Family and sister actPublished 10:58am Thursday, February 14, 2013
Basketball is a family affair in Pelican Rapids.
When head girls basketball coach Brian Korf took the position in 2009, it came with the opportunity to coach his daughter, Madison, who was sophomore at Pelican Rapids High School. His younger daughter Mackenzie was watching their games from the stands. It would only be a matter of time until all three of them were on the court for the Vikings.
“It’s been enjoyable to be part of their journey,” said Coach Korf on coaching his daughters. “Both growing up and with basketball.”
Coach Korf, who graduated from Pelican Rapids in 1993, now has two daughters who have taken leading roles for the Vikings this season.
It has been a rare night this season for either Madison, now a senior, or Mackenzie, a freshman, not to hit double digits in scoring or tally a handful of assists.
While some may think that there would be conflicting emotions in coaching two daughters, Coach Korf keeps his focus on separating home and the basketball court. “When we’re on the court, I’m coach,” said Coach Korf. “When we’re at home, I’m dad.”
Many young siblings grow up with petty bickering and rivalry, but for the Korfs, there is nothing negative between the two. “We push each other and get after each other,” said Mackenzie. “But we’re getting better together.”
And while most older sisters might not appreciate the opportunity to have their kid sister around, Madison embraces the chance the siblings have to connect, both on and off the court. Having spent so much of their earlier years playing basketball and volleyball together, the line between friend and sister has blurred as they’ve entered high school.
“It seems like she’s my age, it doesn’t even feel like I’m older than her,” said Madison.

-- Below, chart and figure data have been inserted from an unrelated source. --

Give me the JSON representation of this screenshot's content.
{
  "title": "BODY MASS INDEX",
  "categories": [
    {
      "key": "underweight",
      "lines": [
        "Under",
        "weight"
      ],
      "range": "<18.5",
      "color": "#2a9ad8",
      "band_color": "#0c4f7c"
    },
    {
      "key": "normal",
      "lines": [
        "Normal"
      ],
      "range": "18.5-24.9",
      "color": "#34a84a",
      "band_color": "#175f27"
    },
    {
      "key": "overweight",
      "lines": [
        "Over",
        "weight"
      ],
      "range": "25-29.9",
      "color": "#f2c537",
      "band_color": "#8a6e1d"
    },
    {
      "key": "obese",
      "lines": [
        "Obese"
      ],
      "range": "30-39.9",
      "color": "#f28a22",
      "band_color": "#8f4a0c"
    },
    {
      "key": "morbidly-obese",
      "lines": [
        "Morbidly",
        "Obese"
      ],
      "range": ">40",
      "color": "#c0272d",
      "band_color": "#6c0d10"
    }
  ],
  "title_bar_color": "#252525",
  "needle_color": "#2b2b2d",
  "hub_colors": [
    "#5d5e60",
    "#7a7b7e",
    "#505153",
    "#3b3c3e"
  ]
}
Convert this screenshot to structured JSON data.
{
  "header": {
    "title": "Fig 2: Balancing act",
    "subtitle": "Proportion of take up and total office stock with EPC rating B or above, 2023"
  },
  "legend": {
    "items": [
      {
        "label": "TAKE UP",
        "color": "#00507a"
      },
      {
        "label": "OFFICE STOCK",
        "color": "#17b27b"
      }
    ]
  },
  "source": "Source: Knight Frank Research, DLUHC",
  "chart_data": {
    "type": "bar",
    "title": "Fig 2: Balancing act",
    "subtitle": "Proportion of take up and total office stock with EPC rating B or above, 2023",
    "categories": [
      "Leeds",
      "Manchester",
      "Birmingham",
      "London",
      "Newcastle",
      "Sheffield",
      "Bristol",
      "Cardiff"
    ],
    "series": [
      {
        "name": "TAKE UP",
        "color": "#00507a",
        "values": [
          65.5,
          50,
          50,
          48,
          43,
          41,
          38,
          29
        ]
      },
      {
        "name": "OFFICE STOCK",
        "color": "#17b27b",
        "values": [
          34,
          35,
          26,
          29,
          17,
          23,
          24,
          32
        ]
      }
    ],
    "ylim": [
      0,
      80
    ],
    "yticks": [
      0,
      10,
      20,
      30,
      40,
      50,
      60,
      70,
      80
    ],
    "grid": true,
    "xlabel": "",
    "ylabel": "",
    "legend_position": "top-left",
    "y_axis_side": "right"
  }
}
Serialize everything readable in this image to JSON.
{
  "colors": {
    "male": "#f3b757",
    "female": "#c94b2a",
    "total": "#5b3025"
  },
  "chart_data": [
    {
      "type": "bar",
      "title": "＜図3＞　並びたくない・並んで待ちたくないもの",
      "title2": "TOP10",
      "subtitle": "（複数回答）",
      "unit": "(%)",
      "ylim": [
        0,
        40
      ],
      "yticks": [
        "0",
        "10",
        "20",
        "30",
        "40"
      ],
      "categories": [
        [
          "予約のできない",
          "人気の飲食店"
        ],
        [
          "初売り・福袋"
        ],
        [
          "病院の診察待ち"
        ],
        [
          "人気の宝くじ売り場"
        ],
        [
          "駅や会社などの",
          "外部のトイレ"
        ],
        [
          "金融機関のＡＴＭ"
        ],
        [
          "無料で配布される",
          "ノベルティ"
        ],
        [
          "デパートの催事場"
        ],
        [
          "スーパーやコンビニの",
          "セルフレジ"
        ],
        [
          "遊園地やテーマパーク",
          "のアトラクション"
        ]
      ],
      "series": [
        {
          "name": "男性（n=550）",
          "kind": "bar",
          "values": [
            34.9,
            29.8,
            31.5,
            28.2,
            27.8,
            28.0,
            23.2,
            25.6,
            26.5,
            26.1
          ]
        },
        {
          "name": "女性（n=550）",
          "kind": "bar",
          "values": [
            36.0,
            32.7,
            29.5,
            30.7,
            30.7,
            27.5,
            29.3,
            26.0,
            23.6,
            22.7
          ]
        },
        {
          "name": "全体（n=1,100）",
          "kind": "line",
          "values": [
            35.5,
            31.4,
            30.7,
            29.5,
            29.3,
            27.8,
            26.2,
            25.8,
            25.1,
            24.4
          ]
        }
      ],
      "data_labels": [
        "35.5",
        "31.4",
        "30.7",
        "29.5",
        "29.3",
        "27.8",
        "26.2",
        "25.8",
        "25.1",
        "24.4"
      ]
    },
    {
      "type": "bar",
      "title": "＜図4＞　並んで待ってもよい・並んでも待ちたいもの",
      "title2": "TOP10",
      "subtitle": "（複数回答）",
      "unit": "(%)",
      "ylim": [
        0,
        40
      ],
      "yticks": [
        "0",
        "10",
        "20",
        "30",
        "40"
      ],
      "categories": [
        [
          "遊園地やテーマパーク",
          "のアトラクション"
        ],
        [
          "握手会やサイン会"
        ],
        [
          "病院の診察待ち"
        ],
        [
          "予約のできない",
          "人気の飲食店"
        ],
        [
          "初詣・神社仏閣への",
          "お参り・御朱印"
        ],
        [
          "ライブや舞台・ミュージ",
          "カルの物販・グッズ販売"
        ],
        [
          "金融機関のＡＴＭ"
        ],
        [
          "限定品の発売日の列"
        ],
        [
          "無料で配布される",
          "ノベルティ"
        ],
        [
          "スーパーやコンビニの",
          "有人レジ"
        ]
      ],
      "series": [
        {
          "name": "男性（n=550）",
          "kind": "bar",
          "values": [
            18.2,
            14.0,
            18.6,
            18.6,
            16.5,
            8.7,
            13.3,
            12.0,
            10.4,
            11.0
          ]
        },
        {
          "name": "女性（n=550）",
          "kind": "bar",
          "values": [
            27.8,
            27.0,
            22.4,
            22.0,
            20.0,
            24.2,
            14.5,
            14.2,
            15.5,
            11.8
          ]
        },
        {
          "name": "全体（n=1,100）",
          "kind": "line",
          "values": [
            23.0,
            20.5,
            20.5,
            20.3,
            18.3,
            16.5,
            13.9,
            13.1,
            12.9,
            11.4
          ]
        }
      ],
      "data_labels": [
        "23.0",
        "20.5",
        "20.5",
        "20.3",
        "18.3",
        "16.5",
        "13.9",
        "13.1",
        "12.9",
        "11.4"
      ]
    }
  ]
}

Coach Korf’s focus on balancing family and basketball reflects a character attitude of the entire Pelican Rapids High School, which has carried over to the close-knit chemistry the Vikings have together as a team. “We’re family first at this school,” said Coach Korf, who is also the principle at the high school. “This year I have 12 on the varsity, and those girls are all like daughters to me.”
The Korfs are also joined in their dedication to basketball by a younger brother, McHale, a fourth grade Pelican Rapids student, and a five year old sister, Morgan.
“She might end up being the best of all of us,” said Madison of her youngest sister, who has already taken to shooting baskets. McHale dedicates his time to following Minnesota sports and is always willing to offer his two sisters suggestions for improvement on the court. “He may be harder on his sisters than I am,” joked Coach Korf.
As the season comes to its final weeks, the Korfs look to cap off their successful year by adding another achievement to the family name. Madison is on pace this season to set the school’s career assist record, something her father once achieved during his years playing at Pelican Rapids. If she does pass the mark, she will likely have more than 450 assists over the past four years. It will be, as with the rest of her life in basketball, something she hopes to share with the entire family.
“It will be pretty cool if both my dad and I have gotten the record,” said Madison. “And if Mackenzie takes it over, and then my younger sister. Even my younger brother.”